Area Seniors Fight For Homeowner's Association Rights

Article Courtesy The Manchester Times

By Bill McLaughlin

Published May 29, 2007

A delegation of about 100 Manchester, Berkeley and Brick seniors traveled to Trenton on Monday to be heard on the topic of multi-family association home rule.

The site was the New Jersey Museum and the symposium, titled "Homeowner Associations: Problems and Solutions," was sponsored by the law schools of Seton Hall and Rutgers University, Newark and Camden campuses.

State Senator Ronald L. Rice (D-Essex), who is sponsoring legislation that would allow the formation of a special office of ombudsman to oversee all common interest homesteads, and State Senator Robert Martin (R-Morris) presented opposing viewpoints in brief remarks to a crowd of about 150 spectators.

"This was an important day for anyone interested in this bill," said Jim Doran, president of the Manchester Coordinating Council, which sponsored a bus trip for many who oppose the bill. "We showed up in numbers and let the people who matter know where we stand."

Doran was referencing a panel of experts on homeowner association legislation who were stunned by the reply when they asked the crowd whether they were for or against the ombudsman.

"I think they were surprised at the response," Doran said. "The deck was stacked against us but we never back down. This is a fight we're in to win."

Another panel was comprised of a dozen members in favor of legislation, all of whom spoke of personal problems with their associations. All eventually required legal intervention to resolve.

Manchester resident Fred Lund, who has fought this legislation as long as anyone in New Jersey, found vindication when Senator Martin said, "I'm a lawyer and I don't understand everything in this law."

Lund has addressed state Senate and Assembly committees in the past, saying exactly that to deaf ears on both sides of the State House.

Lund read a short statement that asked the powerbrokers to take their time writing this legislation in a clear, concise manner. Lund is opposed to any legislation limited in scope to common interest developments as discriminatory.

Members of the Greenbriar senior enclave in Brick asked legislative panelists to separate condominium associations from homeowners associations in any legislation, enumerating a number of differences between the two.

Danielle Carroll, the Florida ombudsman, said the office was funded despite a study by a committee appointed by then-Governor Jeb Bush that decided the legislation was unnecessary.

"The committee said, 'We should not have a Common Interest Act because the difference between condos and homeowners associations was great,'" Carroll said.
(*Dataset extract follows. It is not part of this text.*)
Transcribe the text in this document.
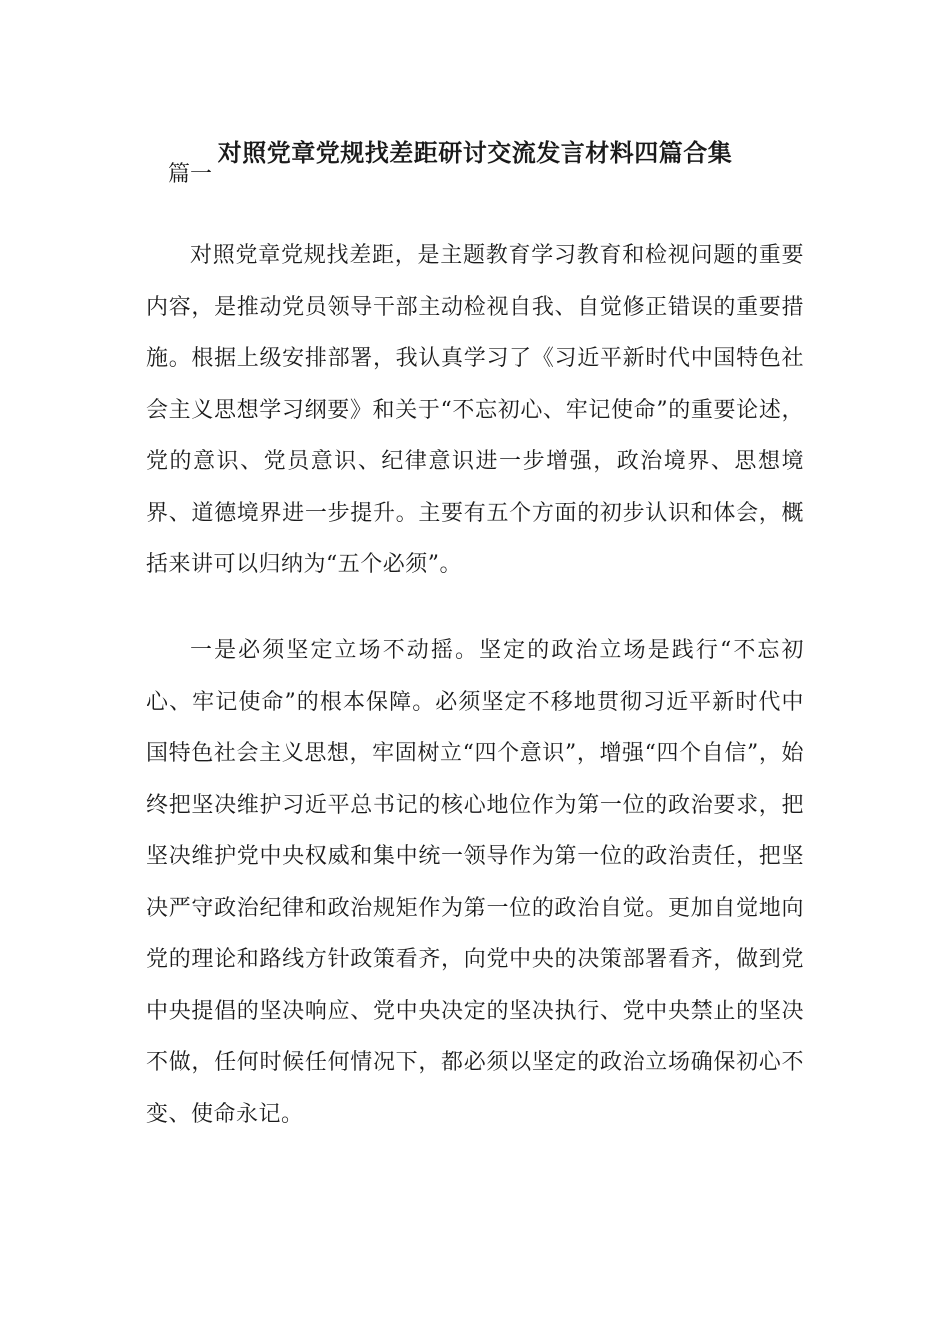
对照党章党规找差距研讨交流发言材料四篇合集

篇一

对照党章党规找差距，是主题教育学习教育和检视问题的重要内容，是推动党员领导干部主动检视自我、自觉修正错误的重要措施。根据上级安排部署，我认真学习了《习近平新时代中国特色社会主义思想学习纲要》和关于“不忘初心、牢记使命”的重要论述，党的意识、党员意识、纪律意识进一步增强，政治境界、思想境界、道德境界进一步提升。主要有五个方面的初步认识和体会，概括来讲可以归纳为“五个必须”。

一是必须坚定立场不动摇。坚定的政治立场是践行“不忘初心、牢记使命”的根本保障。必须坚定不移地贯彻习近平新时代中国特色社会主义思想，牢固树立“四个意识”，增强“四个自信”，始终把坚决维护习近平总书记的核心地位作为第一位的政治要求，把坚决维护党中央权威和集中统一领导作为第一位的政治责任，把坚决严守政治纪律和政治规矩作为第一位的政治自觉。更加自觉地向党的理论和路线方针政策看齐，向党中央的决策部署看齐，做到党中央提倡的坚决响应、党中央决定的坚决执行、党中央禁止的坚决不做，任何时候任何情况下，都必须以坚定的政治立场确保初心不变、使命永记。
She said Floridians pay $4 per year per unit to be governed by the ombudsman, who can appoint people to teach residents how to run scheduled elections - which are mandatory in Florida - and appoint election monitors if wrongdoing is suspected. Carroll insisted that most associations are honestly and fairly run, but educating board members and trustees is the key to success.

Senator Rice said he will be trying to merge the best of legislation offered by Senator Shirley K. Turner (D-Mercer) and Senator Joseph Doria (D-Hudson). Interestingly, Rice said he would enact legislation "if I'm back in June," a reference to a primary election battle he faces. Rice has repeatedly warned that legislation of some kind will pass this year, about a dozen years after it was first proposed.

Martin and Doria announced their retirements from the state legislature earlier this year.

Martin said, "There is time to get this right. Look to other states and get your input."

One dark note overshadowed the meeting. Edward Hanneman, an employee of the Department of Community Affairs and an expert in common interest governance, was not allowed to speak as a member of that state bureaucracy. When Hanneman registered to speak as a private citizen, he was told, according to moderator Margaret Bar-Akiva, by his bosses not to do so.

Many in the audience asked Ron Chen, the newly-appointed public advocate, to take on the responsibility of ombudsman. Chen, whose legal background is in litigation, said he has "been in Trenton a year now. I'll look at both bills carefully."

Kenneth Vanderziel, Manchester Town Council president, said any legislation that has an opt-in/opt out clause would be more successful than a mandatory membership.

Professor Frank Askin of Rutgers-Newark Law is litigating the Twin Rivers v. Twin Rivers Homeowners Association case, expected to set the bar for common interest law when the state Supreme Court renders its decision next month.

Askin said while most associations "are well run unfortunately that's not always the case." And that is the reason for a state-appointed office to oversee multi-family residences.

Askin recoiled when an audience member cited a study that indicated 90 percent of homeowners association members nationally said they were happy with their HOA.

"Which of the 10 percent poorly-run communities will vote to opt-in?" Askin teased the audience. "And how many communities are one vote away from being in the same position?"

Judy Noonan of the Holiday City-Silver Ridge Senior Coalition said the turnout was pleasantly surprising.

"Jim (Doran) deserves all the credit for getting a busload of people here on short notice," Noonan said. "The people who came here learned their voices will be heard, their votes do count. A number of speakers, especially the ombudsman from Florida, were very informative and interesting."